Lucidez, sagacidade e fé









Um ex-aluno me disse com extrema lucidez: "O que me angustia é não saber o que fazer para ser alguém que não conheço". Eu lhe respondi que ninguém é capaz de transformar-se em alguém diferente de si mesmo. Nós só podemos nos tornar aquilo que somos, isto é, aquilo que constitui a nossa potência, o conjunto de capacidades de nosso ser. Contudo, não sabemos quais são essas capacidades nem quando é o momento de exercê-las. Descobrir tudo isso não é fácil. Não se trata de fazer exame de consciência ou autoanálise. Não adianta ficar num canto se perguntando “quem sou eu afinal?”. Não é a leitura de livros de filosofia ou de literatura que vai nos revelar quem somos. É um erro achar que nossa vida vai ser salva pelas palavras ou pela Palavra. A descoberta é um processo prático e lento, feita na carne e na seiva da vida. Acontece na interação e no atrito com os outros, nas experiências de êxito e de fracasso nas tarefas e projetos que assumimos. Enfim, o caminho é empírico, doloroso e não está totalmente sob nosso controle.

Para evitar esse tatear às cegas, muita gente aceita um projeto de vida já pronto. Um projeto de vida imposto pela família, pelas expectativas da classe social, pelas fantasias pessoais de sucesso, amor, riqueza e prestígio. Essas pessoas parecem saber o que são, o que querem e aonde vão chegar. Elas são capazes de viver sem fazer certas perguntas e se mostram extremamente hábeis em driblar tudo o que pode abalar o sentido de sua vidas ou carreiras. Sua sagacidade está em fugir de tudo o que é opaco, escuro e incerto, recorrendo aos mais diversos meios. Alguns deles são os opiáceos de sempre (os fanatismos teológico-políticos, as autoindulgências ou o próprio ópio...), outros são mais surpreendentes, pois desconfio que muito do sucesso atual e recente do budismo de classe média e dos cafés filosóficos vêm justamente de oferecerem um blá-blá-blá convincente que sagazmente deixa intocado a experiência viva com o mundo das sombras.

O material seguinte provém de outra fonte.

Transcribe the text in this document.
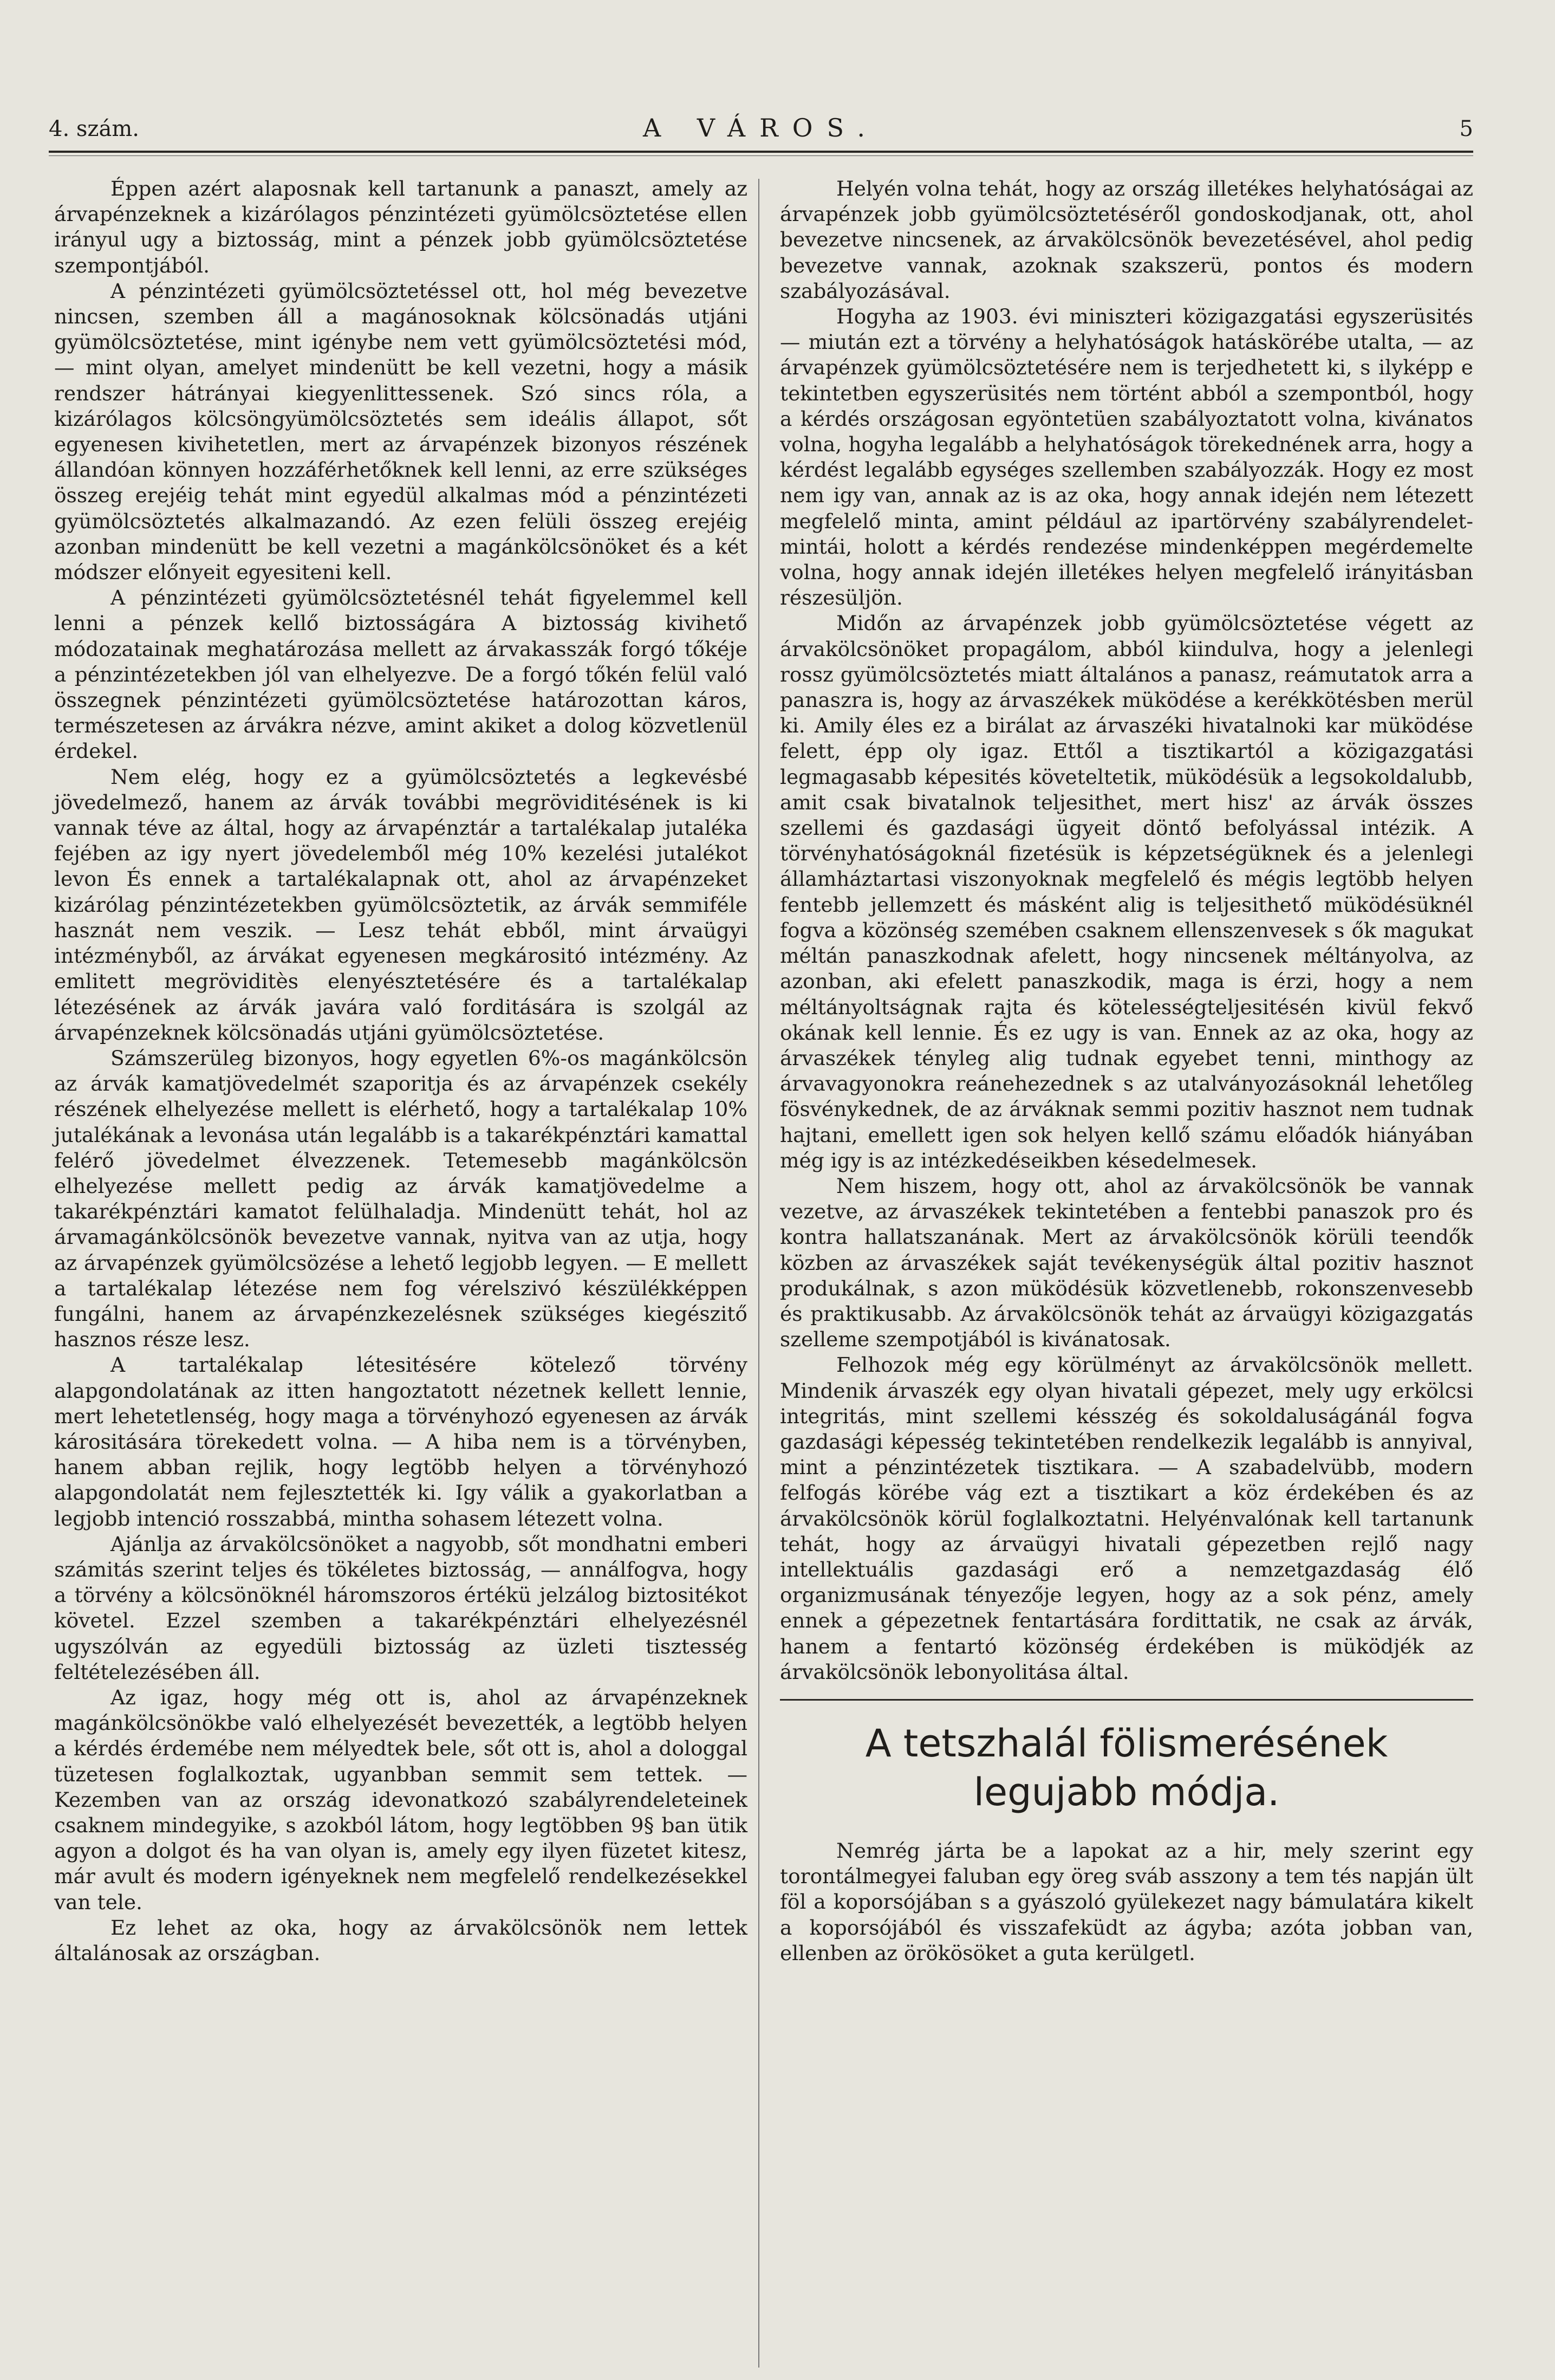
4. szám.	A VÁROS.	5

Éppen azért alaposnak kell tartanunk a panaszt, amely az árvapénzeknek a kizárólagos pénzintézeti gyümölcsöztetése ellen irányul ugy a biztosság, mint a pénzek jobb gyümölcsöztetése szempontjából.

A pénzintézeti gyümölcsöztetéssel ott, hol még bevezetve nincsen, szemben áll a magánosoknak kölcsönadás utjáni gyümölcsöztetése, mint igénybe nem vett gyümölcsöztetési mód, — mint olyan, amelyet mindenütt be kell vezetni, hogy a másik rendszer hátrányai kiegyenlittessenek. Szó sincs róla, a kizárólagos kölcsöngyümölcsöztetés sem ideális állapot, sőt egyenesen kivihetetlen, mert az árvapénzek bizonyos részének állandóan könnyen hozzáférhetőknek kell lenni, az erre szükséges összeg erejéig tehát mint egyedül alkalmas mód a pénzintézeti gyümölcsöztetés alkalmazandó. Az ezen felüli összeg erejéig azonban mindenütt be kell vezetni a magánkölcsönöket és a két módszer előnyeit egyesiteni kell.

A pénzintézeti gyümölcsöztetésnél tehát figyelemmel kell lenni a pénzek kellő biztosságára A biztosság kivihető módozatainak meghatározása mellett az árvakasszák forgó tőkéje a pénzintézetekben jól van elhelyezve. De a forgó tőkén felül való összegnek pénzintézeti gyümölcsöztetése határozottan káros, természetesen az árvákra nézve, amint akiket a dolog közvetlenül érdekel.

Nem elég, hogy ez a gyümölcsöztetés a legkevésbé jövedelmező, hanem az árvák további megröviditésének is ki vannak téve az által, hogy az árvapénztár a tartalékalap jutaléka fejében az igy nyert jövedelemből még 10% kezelési jutalékot levon És ennek a tartalékalapnak ott, ahol az árvapénzeket kizárólag pénzintézetekben gyümölcsöztetik, az árvák semmiféle hasznát nem veszik. — Lesz tehát ebből, mint árvaügyi intézményből, az árvákat egyenesen megkárositó intézmény. Az emlitett megröviditès elenyésztetésére és a tartalékalap létezésének az árvák javára való forditására is szolgál az árvapénzeknek kölcsönadás utjáni gyümölcsöztetése.

Számszerüleg bizonyos, hogy egyetlen 6%-os magánkölcsön az árvák kamatjövedelmét szaporitja és az árvapénzek csekély részének elhelyezése mellett is elérhető, hogy a tartalékalap 10% jutalékának a levonása után legalább is a takarékpénztári kamattal felérő jövedelmet élvezzenek. Tetemesebb magánkölcsön elhelyezése mellett pedig az árvák kamatjövedelme a takarékpénztári kamatot felülhaladja. Mindenütt tehát, hol az árvamagánkölcsönök bevezetve vannak, nyitva van az utja, hogy az árvapénzek gyümölcsözése a lehető legjobb legyen. — E mellett a tartalékalap létezése nem fog vérelszivó készülékképpen fungálni, hanem az árvapénzkezelésnek szükséges kiegészitő hasznos része lesz.

A tartalékalap létesitésére kötelező törvény alapgondolatának az itten hangoztatott nézetnek kellett lennie, mert lehetetlenség, hogy maga a törvényhozó egyenesen az árvák kárositására törekedett volna. — A hiba nem is a törvényben, hanem abban rejlik, hogy legtöbb helyen a törvényhozó alapgondolatát nem fejlesztették ki. Igy válik a gyakorlatban a legjobb intenció rosszabbá, mintha sohasem létezett volna.

Ajánlja az árvakölcsönöket a nagyobb, sőt mondhatni emberi számitás szerint teljes és tökéletes biztosság, — annálfogva, hogy a törvény a kölcsönöknél háromszoros értékü jelzálog biztositékot követel. Ezzel szemben a takarékpénztári elhelyezésnél ugyszólván az egyedüli biztosság az üzleti tisztesség feltételezésében áll.

Az igaz, hogy még ott is, ahol az árvapénzeknek magánkölcsönökbe való elhelyezését bevezették, a legtöbb helyen a kérdés érdemébe nem mélyedtek bele, sőt ott is, ahol a dologgal tüzetesen foglalkoztak, ugyanbban semmit sem tettek. — Kezemben van az ország idevonatkozó szabályrendeleteinek csaknem mindegyike, s azokból látom, hogy legtöbben 9§ ban ütik agyon a dolgot és ha van olyan is, amely egy ilyen füzetet kitesz, már avult és modern igényeknek nem megfelelő rendelkezésekkel van tele.

Ez lehet az oka, hogy az árvakölcsönök nem lettek általánosak az országban.

Helyén volna tehát, hogy az ország illetékes helyhatóságai az árvapénzek jobb gyümölcsöztetéséről gondoskodjanak, ott, ahol bevezetve nincsenek, az árvakölcsönök bevezetésével, ahol pedig bevezetve vannak, azoknak szakszerü, pontos és modern szabályozásával.

Hogyha az 1903. évi miniszteri közigazgatási egyszerüsités — miután ezt a törvény a helyhatóságok hatáskörébe utalta, — az árvapénzek gyümölcsöztetésére nem is terjedhetett ki, s ilyképp e tekintetben egyszerüsités nem történt abból a szempontból, hogy a kérdés országosan egyöntetüen szabályoztatott volna, kivánatos volna, hogyha legalább a helyhatóságok törekednének arra, hogy a kérdést legalább egységes szellemben szabályozzák. Hogy ez most nem igy van, annak az is az oka, hogy annak idején nem létezett megfelelő minta, amint például az ipartörvény szabályrendelet-mintái, holott a kérdés rendezése mindenképpen megérdemelte volna, hogy annak idején illetékes helyen megfelelő irányitásban részesüljön.

Midőn az árvapénzek jobb gyümölcsöztetése végett az árvakölcsönöket propagálom, abból kiindulva, hogy a jelenlegi rossz gyümölcsöztetés miatt általános a panasz, reámutatok arra a panaszra is, hogy az árvaszékek müködése a kerékkötésben merül ki. Amily éles ez a birálat az árvaszéki hivatalnoki kar müködése felett, épp oly igaz. Ettől a tisztikartól a közigazgatási legmagasabb képesités követeltetik, müködésük a legsokoldalubb, amit csak bivatalnok teljesithet, mert hisz' az árvák összes szellemi és gazdasági ügyeit döntő befolyással intézik. A törvényhatóságoknál fizetésük is képzetségüknek és a jelenlegi államháztartasi viszonyoknak megfelelő és mégis legtöbb helyen fentebb jellemzett és másként alig is teljesithető müködésüknél fogva a közönség szemében csaknem ellenszenvesek s ők magukat méltán panaszkodnak afelett, hogy nincsenek méltányolva, az azonban, aki efelett panaszkodik, maga is érzi, hogy a nem méltányoltságnak rajta és kötelességteljesitésén kivül fekvő okának kell lennie. És ez ugy is van. Ennek az az oka, hogy az árvaszékek tényleg alig tudnak egyebet tenni, minthogy az árvavagyonokra reánehezednek s az utalványozásoknál lehetőleg fösvénykednek, de az árváknak semmi pozitiv hasznot nem tudnak hajtani, emellett igen sok helyen kellő számu előadók hiányában még igy is az intézkedéseikben késedelmesek.

Nem hiszem, hogy ott, ahol az árvakölcsönök be vannak vezetve, az árvaszékek tekintetében a fentebbi panaszok pro és kontra hallatszanának. Mert az árvakölcsönök körüli teendők közben az árvaszékek saját tevékenységük által pozitiv hasznot produkálnak, s azon müködésük közvetlenebb, rokonszenvesebb és praktikusabb. Az árvakölcsönök tehát az árvaügyi közigazgatás szelleme szempotjából is kivánatosak.

Felhozok még egy körülményt az árvakölcsönök mellett. Mindenik árvaszék egy olyan hivatali gépezet, mely ugy erkölcsi integritás, mint szellemi késszég és sokoldaluságánál fogva gazdasági képesség tekintetében rendelkezik legalább is annyival, mint a pénzintézetek tisztikara. — A szabadelvübb, modern felfogás körébe vág ezt a tisztikart a köz érdekében és az árvakölcsönök körül foglalkoztatni. Helyénvalónak kell tartanunk tehát, hogy az árvaügyi hivatali gépezetben rejlő nagy intellektuális gazdasági erő a nemzetgazdaság élő organizmusának tényezője legyen, hogy az a sok pénz, amely ennek a gépezetnek fentartására fordittatik, ne csak az árvák, hanem a fentartó közönség érdekében is müködjék az árvakölcsönök lebonyolitása által.

A tetszhalál fölismerésének legujabb módja.

Nemrég járta be a lapokat az a hir, mely szerint egy torontálmegyei faluban egy öreg sváb asszony a tem tés napján ült föl a koporsójában s a gyászoló gyülekezet nagy bámulatára kikelt a koporsójából és visszafeküdt az ágyba; azóta jobban van, ellenben az örökösöket a guta kerülgetl.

Acontece que esse confronto com a sombra e a treva é inevitável. Os seres humanos não são entidades de luz. São animais retorcidos que carregam desejos intensos e conflitantes, incertezas, medos e frustrações. Para agravar, sofremos de hipermetropia em relação aquilo que está mais perto: a nossa própria vida. E cultivamos fantasias exageradíssimas a respeito da nossa grandeza e dos nossos méritos. 

Tenho muitas dúvidas se podemos alcançar a felicidade ou o contentamento. Acredito, porém, que somos capazes de chegar à lucidez. A lucidez começa no momento em que tomamos distância das fantasias de onipotência e reconhecemos a falibilidade das nossas próprias avaliações e das avaliações feitas pelos outros. Consiste em admitir que somos criaturas pobremente opinativas e que nossas opiniões teimam em se vestirem como verdade ou como revelação.

Ser lúcido é aceitar que o que somos a cada momento é o resultado de uma complexa interação entre os nossos esforços e as condições externas alheias à nossa vontade. É verdade que não somos apenas e não somos sempre os títeres de forças determinísticas, mas estamos muito longe de ser Napoleões que dominam o mundo montados na firmeza de propósito. Quando ganhamos ou quando perdemos, há sempre uma parcela indeterminável e incontornável de mero acaso, o que deveria nos prevenir seja do orgulho ridiculamente confiante no próprio mérito, seja da humilhação que paralisa a vontade de lutar mais uma vez.

A lucidez é, portanto, a atitude existencial que se opõe à sagacidade dos que se desviam das perguntas incômodas. Acredito, porém, que a lucidez também se opõe à atitude dos quem enfrenta as perguntas incômodas, apelando para a fé. A meu ver, a lucidez e a fé são caminhos inconciliáveis, mas deixo o assunto para uma outra ocasião.